Элейн хотела задать вопрос, но доктор жестом велел ей спрятать сверток. Она поспешно запихнула его под одеяло и оглянулась, чтобы удостовериться, что никто ничего не заметил. Но сновавшим по коридору медсестрам было не до нее.
– Так что, как я уже говорил, мадемуазель… – Доктор захлопнул портфель и взялся за ручку. – Вам очень повезло.
И на этот раз Элейн была готова с ним согласиться.
После его ухода она соскользнула с койки, прошла в маленькую ванную и развернула тючок. Внутри обнаружились очки, сандалии с подошвами, вырезанными из старых автомобильных шин, тюрбан, футляр с красной помадой и коричневое платье, сыгравшее роль мешка для всех этих предметов.

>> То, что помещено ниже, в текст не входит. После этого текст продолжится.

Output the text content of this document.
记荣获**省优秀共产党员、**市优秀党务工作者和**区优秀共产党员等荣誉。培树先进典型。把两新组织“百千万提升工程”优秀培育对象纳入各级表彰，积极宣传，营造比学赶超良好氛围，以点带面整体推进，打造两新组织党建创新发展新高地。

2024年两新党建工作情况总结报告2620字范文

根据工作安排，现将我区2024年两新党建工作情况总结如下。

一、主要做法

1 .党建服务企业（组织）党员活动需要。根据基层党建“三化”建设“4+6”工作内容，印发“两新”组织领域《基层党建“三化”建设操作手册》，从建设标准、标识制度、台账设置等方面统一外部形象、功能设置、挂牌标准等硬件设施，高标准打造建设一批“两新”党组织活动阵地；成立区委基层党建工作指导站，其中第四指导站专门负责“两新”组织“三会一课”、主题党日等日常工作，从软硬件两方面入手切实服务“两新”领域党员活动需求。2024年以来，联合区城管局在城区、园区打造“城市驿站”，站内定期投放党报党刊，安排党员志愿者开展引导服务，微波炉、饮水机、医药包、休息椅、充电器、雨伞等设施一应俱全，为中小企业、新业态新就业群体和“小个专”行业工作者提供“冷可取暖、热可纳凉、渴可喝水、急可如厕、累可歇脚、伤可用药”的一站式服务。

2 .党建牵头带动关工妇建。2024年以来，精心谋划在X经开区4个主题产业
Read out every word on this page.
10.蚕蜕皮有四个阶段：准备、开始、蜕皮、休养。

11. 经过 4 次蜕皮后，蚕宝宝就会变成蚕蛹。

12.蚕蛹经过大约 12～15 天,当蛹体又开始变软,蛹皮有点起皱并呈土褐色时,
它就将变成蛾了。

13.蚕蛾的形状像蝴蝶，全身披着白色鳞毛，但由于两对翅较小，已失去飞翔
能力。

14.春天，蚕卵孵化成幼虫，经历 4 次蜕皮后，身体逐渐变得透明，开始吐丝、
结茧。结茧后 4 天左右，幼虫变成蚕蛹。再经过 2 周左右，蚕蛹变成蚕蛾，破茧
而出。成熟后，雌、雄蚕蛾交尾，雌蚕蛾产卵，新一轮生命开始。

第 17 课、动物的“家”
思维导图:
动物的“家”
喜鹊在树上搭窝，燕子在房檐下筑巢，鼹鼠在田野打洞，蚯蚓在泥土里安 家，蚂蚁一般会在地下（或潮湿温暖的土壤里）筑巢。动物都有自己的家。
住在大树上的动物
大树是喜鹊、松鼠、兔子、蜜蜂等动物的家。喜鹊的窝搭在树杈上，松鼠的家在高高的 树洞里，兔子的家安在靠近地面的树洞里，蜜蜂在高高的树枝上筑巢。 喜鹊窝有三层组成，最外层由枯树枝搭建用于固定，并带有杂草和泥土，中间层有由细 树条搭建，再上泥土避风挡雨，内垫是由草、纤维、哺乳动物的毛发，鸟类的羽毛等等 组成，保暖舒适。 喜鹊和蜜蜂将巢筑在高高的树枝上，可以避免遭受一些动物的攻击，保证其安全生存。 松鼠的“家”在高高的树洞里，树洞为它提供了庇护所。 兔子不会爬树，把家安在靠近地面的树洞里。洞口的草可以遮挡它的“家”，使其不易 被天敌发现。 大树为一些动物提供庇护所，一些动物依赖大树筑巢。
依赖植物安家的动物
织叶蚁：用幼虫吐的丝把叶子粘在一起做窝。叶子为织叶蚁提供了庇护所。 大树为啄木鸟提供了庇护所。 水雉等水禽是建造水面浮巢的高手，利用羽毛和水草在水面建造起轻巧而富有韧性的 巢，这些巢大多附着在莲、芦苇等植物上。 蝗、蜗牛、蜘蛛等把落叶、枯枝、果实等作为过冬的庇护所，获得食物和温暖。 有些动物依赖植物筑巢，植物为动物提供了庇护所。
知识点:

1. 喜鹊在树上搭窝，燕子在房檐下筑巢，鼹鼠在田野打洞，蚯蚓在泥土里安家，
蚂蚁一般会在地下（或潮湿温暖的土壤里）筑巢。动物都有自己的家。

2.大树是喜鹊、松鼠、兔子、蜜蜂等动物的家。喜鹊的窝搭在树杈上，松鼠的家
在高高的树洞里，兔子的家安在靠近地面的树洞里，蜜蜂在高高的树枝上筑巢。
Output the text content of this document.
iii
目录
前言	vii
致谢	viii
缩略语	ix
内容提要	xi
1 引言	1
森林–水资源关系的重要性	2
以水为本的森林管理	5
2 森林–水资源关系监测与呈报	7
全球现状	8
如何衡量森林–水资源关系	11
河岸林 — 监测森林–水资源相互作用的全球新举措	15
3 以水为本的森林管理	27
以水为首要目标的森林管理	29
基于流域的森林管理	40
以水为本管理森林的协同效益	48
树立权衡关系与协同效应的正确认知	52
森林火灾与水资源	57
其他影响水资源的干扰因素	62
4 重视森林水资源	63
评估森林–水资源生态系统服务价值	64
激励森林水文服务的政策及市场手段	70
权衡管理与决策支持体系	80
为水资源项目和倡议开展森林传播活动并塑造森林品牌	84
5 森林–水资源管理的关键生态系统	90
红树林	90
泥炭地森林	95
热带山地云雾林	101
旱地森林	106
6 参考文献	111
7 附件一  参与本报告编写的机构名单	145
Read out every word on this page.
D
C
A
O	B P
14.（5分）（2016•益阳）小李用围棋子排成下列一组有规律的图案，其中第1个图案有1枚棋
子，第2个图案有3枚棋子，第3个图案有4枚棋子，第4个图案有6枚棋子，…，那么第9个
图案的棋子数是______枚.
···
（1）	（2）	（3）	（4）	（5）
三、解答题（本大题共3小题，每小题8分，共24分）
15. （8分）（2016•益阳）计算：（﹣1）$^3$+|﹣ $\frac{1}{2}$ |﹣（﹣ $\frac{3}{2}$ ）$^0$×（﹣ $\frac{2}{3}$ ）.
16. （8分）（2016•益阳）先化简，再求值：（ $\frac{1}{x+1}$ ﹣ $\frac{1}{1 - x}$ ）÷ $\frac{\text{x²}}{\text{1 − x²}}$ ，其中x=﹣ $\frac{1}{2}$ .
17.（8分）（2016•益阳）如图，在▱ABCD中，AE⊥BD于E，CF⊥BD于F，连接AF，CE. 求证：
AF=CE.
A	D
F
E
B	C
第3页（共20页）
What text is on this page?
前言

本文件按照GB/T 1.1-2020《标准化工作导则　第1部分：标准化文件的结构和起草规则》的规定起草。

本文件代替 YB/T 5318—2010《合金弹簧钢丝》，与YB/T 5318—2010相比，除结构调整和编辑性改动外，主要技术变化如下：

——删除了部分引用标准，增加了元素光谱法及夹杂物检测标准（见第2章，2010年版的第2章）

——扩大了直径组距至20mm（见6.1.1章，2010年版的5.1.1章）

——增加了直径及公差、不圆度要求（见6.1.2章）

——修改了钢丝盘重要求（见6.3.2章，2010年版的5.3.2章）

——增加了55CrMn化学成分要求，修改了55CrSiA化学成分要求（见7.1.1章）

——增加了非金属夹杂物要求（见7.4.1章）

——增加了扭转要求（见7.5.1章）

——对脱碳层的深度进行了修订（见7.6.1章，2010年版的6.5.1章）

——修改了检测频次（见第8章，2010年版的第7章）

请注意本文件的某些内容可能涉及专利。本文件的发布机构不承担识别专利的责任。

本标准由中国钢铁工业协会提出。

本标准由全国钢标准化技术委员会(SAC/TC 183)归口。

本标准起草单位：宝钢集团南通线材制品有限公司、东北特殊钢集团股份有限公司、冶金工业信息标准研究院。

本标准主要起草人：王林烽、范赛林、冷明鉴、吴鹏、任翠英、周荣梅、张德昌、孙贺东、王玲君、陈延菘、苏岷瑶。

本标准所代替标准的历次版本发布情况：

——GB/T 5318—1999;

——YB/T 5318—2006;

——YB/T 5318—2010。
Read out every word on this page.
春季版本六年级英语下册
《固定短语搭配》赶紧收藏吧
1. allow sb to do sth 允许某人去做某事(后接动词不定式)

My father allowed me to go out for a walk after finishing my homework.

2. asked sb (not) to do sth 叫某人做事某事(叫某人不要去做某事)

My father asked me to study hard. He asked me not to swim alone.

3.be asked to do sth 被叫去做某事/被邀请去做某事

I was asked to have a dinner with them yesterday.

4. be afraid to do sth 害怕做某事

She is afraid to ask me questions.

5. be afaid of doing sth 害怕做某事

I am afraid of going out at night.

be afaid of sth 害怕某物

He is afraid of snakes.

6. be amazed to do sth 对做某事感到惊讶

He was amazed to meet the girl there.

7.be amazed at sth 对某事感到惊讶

Повязывая тюрбан на свои светлые волосы и намазывая губы липкой красной помадой, Элейн не могла не вспомнить тот день, когда нацистский офицер гонялся за ними с Николь по трабулям, и внезапно сердце у нее заболело не от раны, которую нанесла пуля. Она вернется в Сопротивление и продолжит сражаться – ради Жозефа, ради Николь, ради Антуана, Манон и Марселя. Ради тех, кто пожертвовал всем, чтобы освободить свою родину.
Больничную одежду Элейн так и оставила лежать мятой кучкой на полу ванной и вышла в коридор, ведущий к розовому саду. Идти она старалась неторопливо, чтобы ее хромота меньше привлекала внимание, на пациентку была непохожа, так что никто не остановил ее, когда она распахнула дверь и вышла под лучи жаркого летнего солнца.
Рядом мгновенно нарисовался Этьен. Он взял ее под руку и повел по дорожке к белому грузовичку с неуклюже торчащим из кузова газогенератором – во времена, когда бензин могли себе позволить только немцы, всем прочим приходилось перегонять на топливо древесину. Элейн сразу узнала грузовичок – на нем Марсель иногда привозил большие грузы для их подставного геодезического бюро.
– Марсель? – Она прибавила шагу, и сердце забилось у нее чаще в надежде вновь увидеть товарища. Если ей повезло и рана оказалась неопасной, может, тот пистолет пощадил не только ее?
Но Этьен, нагнав Элейн, мягко покачал головой.
– Жан? – В ее голосе проскользнула нотка отчаяния. Этьен опустил взгляд и открыл дверцу грузовика, в котором сидел незнакомый Элейн светловолосый юноша. Этьен помог ей залезть в кабину, запрыгнул рядом и захлопнул дверцу.
Марсель погиб – об этом позаботились шестнадцать пуль, последнюю из которых выпустил он сам. Три раза побывав под арестом, он сделал все, чтобы не попасться снова.
Жана арестовали и допросили, но несмотря на пытки, он не сдал своих товарищей. Его приговорили к расстрелу, он не захотел, чтобы ему завязывали глаза, и предпочел смотреть в лицо своим убийцам. Однажды он усомнился в своей способности сохранить молчание, но доказал обратное и умер героем.
Автоматический печатный станок, который Марсель с таким трудом собирал по частям сначала по всей Франции, а потом на складе, был уничтожен, но старушку «Минерву» удалось спасти, и когда спустя несколько недель Элейн вернулась к работе, ее ждал именно этот древний механизм. Мстительный Вернер разнес склад подчистую, поэтому теперь типография располагалась в маленьком подвальчике без окон и только с одной дверью.